To use the script, execute:

$PGOROOT/deploy/upgrade-pgo.sh

This script will undeploy the current PostgreSQL Operator, configure the desired namespaces, install the RBAC configuration, deploy the new Operator, and, attempt to install a new PGO client, assuming default location settings are being used.

After this script completes, it is strongly recommended that you create a test cluster to validate the Operator is functioning as expected before moving on to the individual cluster upgrades.

PostgreSQL Operator Automated Cluster Upgrade

Previously, the existing cluster upgrade focused on updating a cluster’s underlying container images.
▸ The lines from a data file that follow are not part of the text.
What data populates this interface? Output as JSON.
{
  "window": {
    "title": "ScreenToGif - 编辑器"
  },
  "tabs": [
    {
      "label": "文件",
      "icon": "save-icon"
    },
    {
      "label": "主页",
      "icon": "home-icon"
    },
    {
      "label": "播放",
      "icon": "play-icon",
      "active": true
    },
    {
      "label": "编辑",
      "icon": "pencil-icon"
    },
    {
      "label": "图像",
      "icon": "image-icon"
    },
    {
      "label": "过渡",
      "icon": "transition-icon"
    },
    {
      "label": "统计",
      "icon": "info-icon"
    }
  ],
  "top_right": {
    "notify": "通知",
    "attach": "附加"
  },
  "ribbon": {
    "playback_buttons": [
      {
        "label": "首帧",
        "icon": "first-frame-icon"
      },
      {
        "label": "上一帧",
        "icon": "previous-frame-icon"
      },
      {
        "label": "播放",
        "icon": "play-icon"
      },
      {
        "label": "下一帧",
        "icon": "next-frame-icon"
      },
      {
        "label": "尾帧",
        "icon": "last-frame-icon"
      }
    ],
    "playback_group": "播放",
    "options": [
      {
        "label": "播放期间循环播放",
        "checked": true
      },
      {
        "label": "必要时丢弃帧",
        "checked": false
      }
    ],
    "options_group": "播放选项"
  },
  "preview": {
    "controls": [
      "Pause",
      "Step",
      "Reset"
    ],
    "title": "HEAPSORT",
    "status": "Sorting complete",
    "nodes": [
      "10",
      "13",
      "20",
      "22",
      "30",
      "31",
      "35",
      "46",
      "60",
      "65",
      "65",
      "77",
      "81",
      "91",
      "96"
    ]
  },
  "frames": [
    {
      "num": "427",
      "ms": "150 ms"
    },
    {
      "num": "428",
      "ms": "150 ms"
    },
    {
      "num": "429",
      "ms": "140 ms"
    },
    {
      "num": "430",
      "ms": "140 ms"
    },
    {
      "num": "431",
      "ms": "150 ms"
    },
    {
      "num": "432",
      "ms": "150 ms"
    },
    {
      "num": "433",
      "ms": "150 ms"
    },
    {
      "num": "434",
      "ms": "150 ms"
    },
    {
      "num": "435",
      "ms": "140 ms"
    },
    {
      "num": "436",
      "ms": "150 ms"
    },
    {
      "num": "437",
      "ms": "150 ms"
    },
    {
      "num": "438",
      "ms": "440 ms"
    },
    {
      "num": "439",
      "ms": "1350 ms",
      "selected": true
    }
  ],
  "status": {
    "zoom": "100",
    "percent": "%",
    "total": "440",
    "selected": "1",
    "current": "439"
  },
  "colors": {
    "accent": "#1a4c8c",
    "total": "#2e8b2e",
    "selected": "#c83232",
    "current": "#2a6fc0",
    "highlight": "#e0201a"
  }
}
However, due to the various changes in the PostgreSQL Operator’s operation between the various versions (including numerous updates to the relevant CRDs, integration of Patroni for HA and other significant changes), updates between PostgreSQL Operator releases required the manual deletion of the existing clusters while preserving the underlying PVC storage. After installing the new PostgreSQL Operator version, the clusters could be recreated manually with the name of the new cluster matching the existing PVC’s name.

The automated upgrade process provides a mechanism where, instead of being deleted, the existing PostgreSQL clusters will be left in place during the PostgreSQL Operator upgrade. While normal Operator functionality will be restricted on these existing clusters until they are upgraded to the currently installed PostgreSQL Operator version, the pods, services, etc will still be in place and accessible via other methods (e.g. kubectl, service IP, etc).

The automated upgrade process does not support upgrading clusters that have not been fully initialized (note that full cluster initialization includes successful pgBackRest stanza creation, as well as a successful initial backup). Therefore, ensure that the following status is set on your pgcluster before attempting the automated upgrade:

status:
    message: Cluster has been initialized
    state: pgcluster Initialized

You can check the status with the following command:

kubectl get pgcluster mycluster -o jsonpath='{ .status }'

To upgrade a PostgreSQL cluster using the standard (crunchy-postgres-ha) image, you can run the following command:

pgo upgrade mycluster

If you are using the PostGIS-enabled image (i.e. crunchy-postgres-gis-ha) or any other custom images, you will need to add the --ccp-image-tag:

pgo upgrade --ccp-image-tag=centos8-13.5-3.1-4.7.4 mygiscluster

Where 13.5 is the PostgreSQL version, 3.1 is the PostGIS version and 4.7.4 is the PostgreSQL Operator version. Please note, no tag validation will be performed and additional steps may be required to upgrade your PostGIS extension implementation. For more information on PostGIS upgrade considerations, please see PostGIS Upgrade Documentation.

This will follow a similar process to the documented manual process, where the pods, deployments, replicasets, pgtasks and jobs are deleted, the cluster’s replicas are scaled down and replica PVCs deleted, but the primary PVC and backrest-repo PVC are left in place. Existing services for the primary, replica and backrest-shared-repo are also kept and will be updated to the requirements of the current version. Configmaps and secrets are kept except where deletion is required. For a cluster ‘mycluster’, the following configmaps will be deleted (if they exist) and recreated:

mycluster-leader
mycluster-pgha-default-config

along with the following secret:

mycluster-backrest-repo-config

The pgcluster CRD will be read, updated automatically and replaced, at which point the normal cluster creation process will take over. The end result of the upgrade should be an identical numer of pods, deployments, replicas, etc with a new pgbackrest backup taken, but existing backups left in place.

Finally, to disable PostgreSQL version checking during the upgrade, such as for when container images are re-tagged and no longer follow the standard version tagging format, use the “ignore-validation” flag:

pgo upgrade mycluster --ignore-validation

That will allow the upgrade to proceed, regardless of the tag values. Please note, the underlying image must still be chosen in accordance with the Considerations listed above.